In fact, using photography to depict the Yanomami raises another ethical question: what to do with a portrait when the individual shown in it dies. In traditional Yanomami culture everything relating to an individual is destroyed when they die to spare the relatives’ suffering, including burning their belongings and sometimes even erasing their footprints from the land. With this sentiment, the images should have been destroyed too, but, recognising how the pieces could be used to help the cause, the artist was given special approval by Davi Kopenawa, a shaman who became an important ally and spokesperson for the Yanomami. “Andujar realised creative endeavour was not enough so she started the NGO, then eventually realised it was important that the Yanomami speak for themselves,” says Nogueira. 

This is something that Nogueira wanted to make evident in the exhibition. In 1992 the Yanomami territory was officially recognised and, though the struggle for their rights continued, it seemed that an important battle had perhaps been won. By the end of the decade, Andujar’s work had been accepted into the art world but the connection with her activism had somehow been lost.“In the early 2000s, she got her first gallery and the ethical commitment was not being addressed. I felt there was a story that was not being completely told – and that was being forgotten because of the distance from the fight in 1990s, when the land conflict died down. For me, it was important to show the complexity of the story, and how photography was used as a politicised weapon.”
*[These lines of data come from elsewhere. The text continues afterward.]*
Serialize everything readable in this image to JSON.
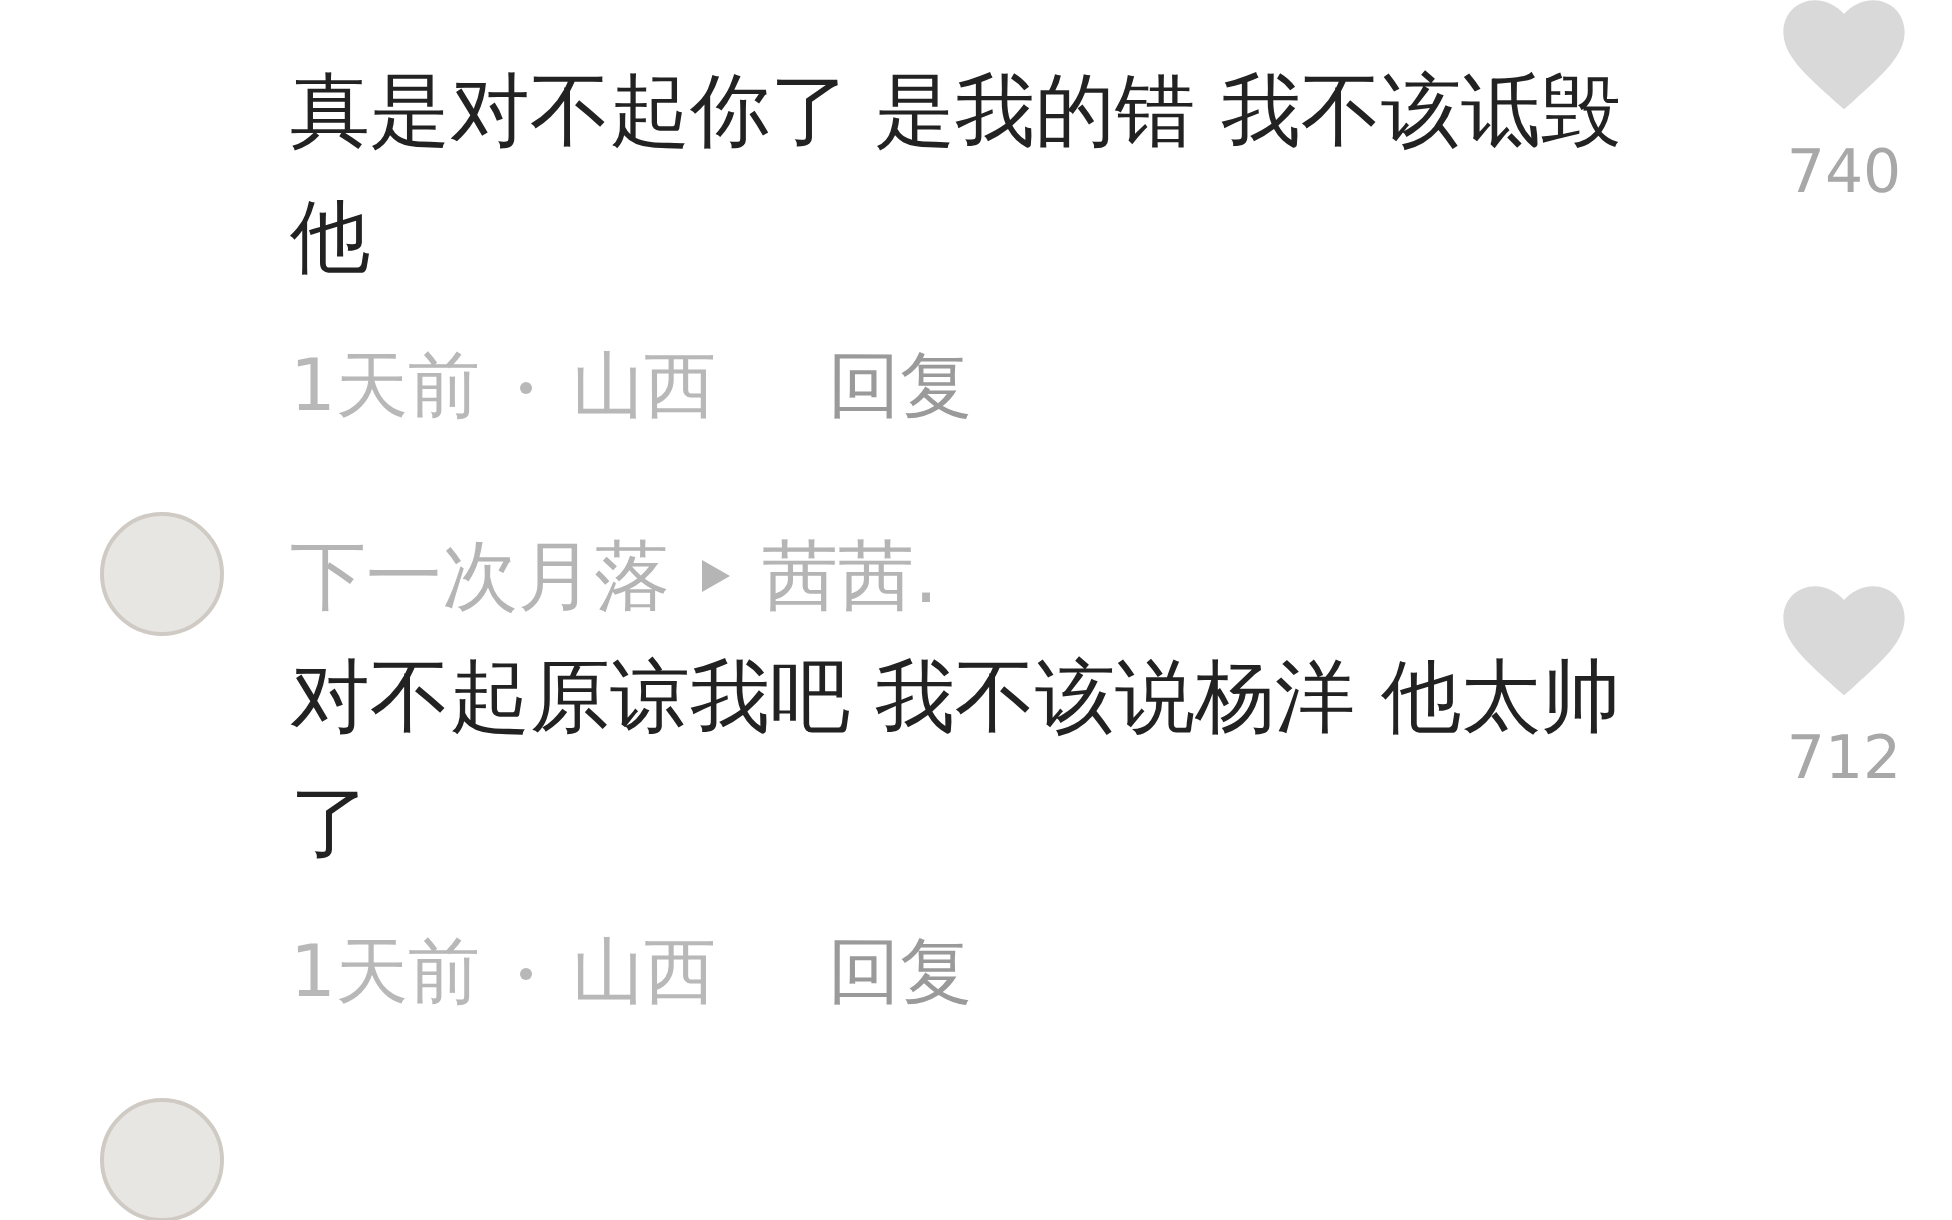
{
  "comments": [
    {
      "avatar": false,
      "text": "真是对不起你了 是我的错 我不该诋毁他",
      "time": "1天前",
      "location": "山西",
      "reply": "回复",
      "likes": "740"
    },
    {
      "avatar": true,
      "user": "下一次月落",
      "reply_to": "茜茜.",
      "text": "对不起原谅我吧 我不该说杨洋 他太帅了",
      "time": "1天前",
      "location": "山西",
      "reply": "回复",
      "likes": "712"
    },
    {
      "avatar": true
    }
  ]
}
And that’s an important factor because, with the election of Jair Bolsonaro as president of Brazil on 1 January 2019, Yanomami territory is once again under threat. Bolsonaro is on the record as stating that “if it depends on me, this unilateral policy of demarcating indigenous land on the part of the executive will cease to exist,” and Nogueira has included a video of him saying just this in the exhibition. As he points out, even if Brazil continues to demarcate the land, if the government fails to protect it, the demarcation is meaningless. 

“To protect the area you need a lot of police and a lot of investment from the government, otherwise it’s just an abstract border on a map,” Nogueira says about the current situation. “But our government has no interest in doing any of that. The situation has now taken a very terrible turn. All the indigenous people in Brazil face a terrible moment.”

Diane Smyth

Claudia Andujar: The Yanomami Struggle, Fondation Cartier pour l’art contemporain, Paris, until 10 May.